Not to sound callous, but I don't worry much about what other people do with their money or lack of it. Doing photography is never a life essential, it's an artistic pastime or a business that you garner a living from. If a pastime, it's up to an individual to manage their luxury expenditures for themself; if a business, well, you better figure out how to make whatever angle you're approaching it from profitable.
I never had one of those printers. I did all my exhibition and for sale printing for years and years on an Epson 2400, and replaced that after 11 years with an Epson P600. They did/do excellent work.
One of the early Olympus Visionary pros (can't recall his name just at the moment... sheesh, a sure sign I'm getting to be ancient!) demonstrated some of his rendering/printing techniques at a workshop I attended in 2005-2006, using the 5Mpixel images out of the Olympus E-1 to make HUGE 48 inch and larger prints for exhibition. Brilliant work! I've used those techniques myself ever since, although I'm generally not inclined to making such large prints.
Talk of what we get delivered in pixels is all very well but do we really need them all?
A few very simple sums tells me how many I need as I never print more than the metric version of 12x8 on A4 paper. And for the ones I never print but only look at on the screen I don't need more than 2 megapixels. Looking at a QHD monitor the other day I realised it had a 3 megapixel screen so I reckoned over 5 mp's in the camera would be a waste of a lot of different things.
Of course, all the pixels in the world won't compensate for a middle of the road lens, poor exposure and poor focusing but they are easily remedied; until the camera goes belly up and you find it can't be repaired.

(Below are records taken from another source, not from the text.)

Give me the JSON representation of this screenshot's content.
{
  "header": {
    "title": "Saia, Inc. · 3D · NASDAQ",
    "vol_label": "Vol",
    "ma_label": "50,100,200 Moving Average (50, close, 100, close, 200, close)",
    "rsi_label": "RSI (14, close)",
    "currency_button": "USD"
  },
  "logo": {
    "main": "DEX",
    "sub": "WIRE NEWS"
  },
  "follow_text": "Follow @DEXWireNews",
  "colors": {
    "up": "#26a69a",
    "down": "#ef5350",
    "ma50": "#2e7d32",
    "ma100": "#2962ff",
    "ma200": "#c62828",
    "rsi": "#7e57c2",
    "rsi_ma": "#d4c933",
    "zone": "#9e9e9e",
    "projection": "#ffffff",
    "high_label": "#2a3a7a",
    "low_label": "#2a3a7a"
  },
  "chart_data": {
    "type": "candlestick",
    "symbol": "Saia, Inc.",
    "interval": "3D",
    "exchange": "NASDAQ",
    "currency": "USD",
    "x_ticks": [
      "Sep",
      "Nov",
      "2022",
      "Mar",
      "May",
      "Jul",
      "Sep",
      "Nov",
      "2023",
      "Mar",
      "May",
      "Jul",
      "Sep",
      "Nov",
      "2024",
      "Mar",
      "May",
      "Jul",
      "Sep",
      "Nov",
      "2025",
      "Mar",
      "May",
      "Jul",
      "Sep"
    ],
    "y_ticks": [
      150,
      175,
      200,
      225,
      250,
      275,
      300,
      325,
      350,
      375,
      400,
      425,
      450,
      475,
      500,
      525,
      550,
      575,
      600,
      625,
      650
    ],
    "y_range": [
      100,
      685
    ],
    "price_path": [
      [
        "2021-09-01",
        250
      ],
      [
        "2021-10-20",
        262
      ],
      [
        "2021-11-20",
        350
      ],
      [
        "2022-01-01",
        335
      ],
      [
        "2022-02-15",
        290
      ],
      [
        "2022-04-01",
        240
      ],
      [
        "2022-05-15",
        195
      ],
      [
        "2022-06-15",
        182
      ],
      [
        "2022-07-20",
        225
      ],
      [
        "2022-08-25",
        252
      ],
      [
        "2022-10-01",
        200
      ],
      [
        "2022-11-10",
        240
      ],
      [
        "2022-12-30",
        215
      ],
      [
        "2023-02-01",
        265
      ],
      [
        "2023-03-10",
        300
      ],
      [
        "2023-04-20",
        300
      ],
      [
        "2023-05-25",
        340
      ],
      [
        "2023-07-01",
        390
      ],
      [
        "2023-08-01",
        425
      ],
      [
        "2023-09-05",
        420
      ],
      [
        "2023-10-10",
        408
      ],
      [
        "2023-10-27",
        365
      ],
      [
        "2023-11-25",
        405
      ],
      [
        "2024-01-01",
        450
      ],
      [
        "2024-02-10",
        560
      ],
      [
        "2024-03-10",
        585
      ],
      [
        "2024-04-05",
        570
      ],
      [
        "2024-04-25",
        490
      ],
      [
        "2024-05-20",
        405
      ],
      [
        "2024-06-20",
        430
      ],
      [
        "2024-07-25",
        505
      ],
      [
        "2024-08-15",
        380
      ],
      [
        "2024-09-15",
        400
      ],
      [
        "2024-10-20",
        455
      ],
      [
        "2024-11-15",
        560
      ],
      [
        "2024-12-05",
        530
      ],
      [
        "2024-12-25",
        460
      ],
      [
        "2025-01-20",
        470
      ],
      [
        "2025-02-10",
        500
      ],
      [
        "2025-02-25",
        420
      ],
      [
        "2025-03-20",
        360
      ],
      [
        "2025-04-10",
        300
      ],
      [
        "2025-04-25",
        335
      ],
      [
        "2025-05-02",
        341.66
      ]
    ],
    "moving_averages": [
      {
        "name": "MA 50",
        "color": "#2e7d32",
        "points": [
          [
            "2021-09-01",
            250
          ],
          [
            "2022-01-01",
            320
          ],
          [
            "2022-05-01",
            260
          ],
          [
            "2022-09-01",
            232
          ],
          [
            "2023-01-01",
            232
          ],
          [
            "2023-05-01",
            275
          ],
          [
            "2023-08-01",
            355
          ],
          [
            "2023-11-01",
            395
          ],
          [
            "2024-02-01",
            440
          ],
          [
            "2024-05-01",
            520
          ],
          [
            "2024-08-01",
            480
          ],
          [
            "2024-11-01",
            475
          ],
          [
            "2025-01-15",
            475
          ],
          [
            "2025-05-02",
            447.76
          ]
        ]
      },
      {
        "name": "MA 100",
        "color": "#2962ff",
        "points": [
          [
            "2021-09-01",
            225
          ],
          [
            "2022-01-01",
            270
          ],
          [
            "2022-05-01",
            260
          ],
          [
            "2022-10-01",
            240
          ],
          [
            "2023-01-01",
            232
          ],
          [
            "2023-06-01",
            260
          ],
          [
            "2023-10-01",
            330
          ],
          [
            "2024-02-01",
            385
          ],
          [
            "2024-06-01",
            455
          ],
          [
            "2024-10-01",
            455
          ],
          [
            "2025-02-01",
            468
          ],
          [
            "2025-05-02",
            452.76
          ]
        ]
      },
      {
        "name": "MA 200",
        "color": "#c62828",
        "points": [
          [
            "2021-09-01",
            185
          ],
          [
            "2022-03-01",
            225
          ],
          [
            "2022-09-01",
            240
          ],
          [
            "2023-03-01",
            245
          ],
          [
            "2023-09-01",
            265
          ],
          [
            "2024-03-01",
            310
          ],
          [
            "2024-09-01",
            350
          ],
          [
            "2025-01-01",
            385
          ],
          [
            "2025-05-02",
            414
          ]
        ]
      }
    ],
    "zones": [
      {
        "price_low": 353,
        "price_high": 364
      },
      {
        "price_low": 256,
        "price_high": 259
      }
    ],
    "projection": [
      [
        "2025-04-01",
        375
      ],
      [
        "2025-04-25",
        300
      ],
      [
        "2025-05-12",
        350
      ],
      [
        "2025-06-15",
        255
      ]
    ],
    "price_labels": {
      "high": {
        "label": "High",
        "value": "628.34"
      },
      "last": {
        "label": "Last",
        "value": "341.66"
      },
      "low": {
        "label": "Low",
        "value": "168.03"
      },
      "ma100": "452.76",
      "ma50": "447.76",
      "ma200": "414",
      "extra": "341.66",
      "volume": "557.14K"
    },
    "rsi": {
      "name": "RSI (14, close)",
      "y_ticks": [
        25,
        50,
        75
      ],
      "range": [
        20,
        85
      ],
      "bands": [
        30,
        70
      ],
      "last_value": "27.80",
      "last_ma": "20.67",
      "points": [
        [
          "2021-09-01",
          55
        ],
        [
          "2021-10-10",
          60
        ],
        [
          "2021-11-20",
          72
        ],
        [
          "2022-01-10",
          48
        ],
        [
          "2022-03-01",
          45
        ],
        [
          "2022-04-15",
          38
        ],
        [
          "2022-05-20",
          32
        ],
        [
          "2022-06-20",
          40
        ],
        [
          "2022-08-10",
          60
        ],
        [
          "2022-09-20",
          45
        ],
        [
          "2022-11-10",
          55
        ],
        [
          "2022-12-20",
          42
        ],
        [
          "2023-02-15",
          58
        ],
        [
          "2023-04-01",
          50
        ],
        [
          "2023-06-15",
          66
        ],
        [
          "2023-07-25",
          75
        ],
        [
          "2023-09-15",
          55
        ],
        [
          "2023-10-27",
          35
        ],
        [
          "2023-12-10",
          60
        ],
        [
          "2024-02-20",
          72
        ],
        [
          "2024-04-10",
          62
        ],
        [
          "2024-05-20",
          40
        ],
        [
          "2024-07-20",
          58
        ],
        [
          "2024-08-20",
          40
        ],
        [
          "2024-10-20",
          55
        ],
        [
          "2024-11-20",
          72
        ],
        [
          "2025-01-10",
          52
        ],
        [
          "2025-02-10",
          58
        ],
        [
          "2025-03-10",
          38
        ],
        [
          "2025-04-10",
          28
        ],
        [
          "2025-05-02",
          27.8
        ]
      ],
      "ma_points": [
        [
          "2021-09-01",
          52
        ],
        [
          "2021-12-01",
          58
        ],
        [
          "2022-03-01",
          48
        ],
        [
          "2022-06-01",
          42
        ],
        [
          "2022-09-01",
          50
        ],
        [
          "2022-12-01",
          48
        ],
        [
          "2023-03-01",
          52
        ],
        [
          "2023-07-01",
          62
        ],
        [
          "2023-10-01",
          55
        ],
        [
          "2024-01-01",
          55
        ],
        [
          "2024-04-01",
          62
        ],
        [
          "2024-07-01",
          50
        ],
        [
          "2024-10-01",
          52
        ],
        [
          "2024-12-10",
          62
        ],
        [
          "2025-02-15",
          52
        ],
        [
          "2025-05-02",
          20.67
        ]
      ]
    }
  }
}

Way, way back in the day, somewhere in the fantasy world of 2001-2002, I wrote down what would be a great digital camera. At the time, I still had my favorite Nikon F3/FM2n kit and its lenses, and I had a Leica M6TTL and its lenses. Given the quality that I like in my prints and the sizes I print, I figured that a camera the size and weight of the Nikon F3, with 4000x6000 pixels resolution on a 24x36mm format, enough storage to capture 2000 full resolution images, and enough battery on board to make 1000 exposures before needed a recharge or swap batteries would be just right.
What I found as the years progressed is that the quality of what I could get on an APS-C format with 6-12 Mpixels easily exceeded what I was getting out of 24x36 film, and storage became insanely dense and ridiculously cheap, and enough battery in one charge for 500-600 exposures was well more than enough. Everything beyond that has been gravy since, a useful if not entirely essential excess. Shooting today with 24Mpixel APS-C and my Leica M lenses in something as small as the Leica CL is just amazing for what it can do. Shooting today with my old Hasselblad 500CM fitted with the CFVII 50c back nets quality—both pixel resolution and dynamic range—absolutely unattainable by anything I had in 2001.
Expectations scale to assume whatever you have is what ought to be, at least. I don't need more, but then I work with something that gives more and can't find any reason to complain about it.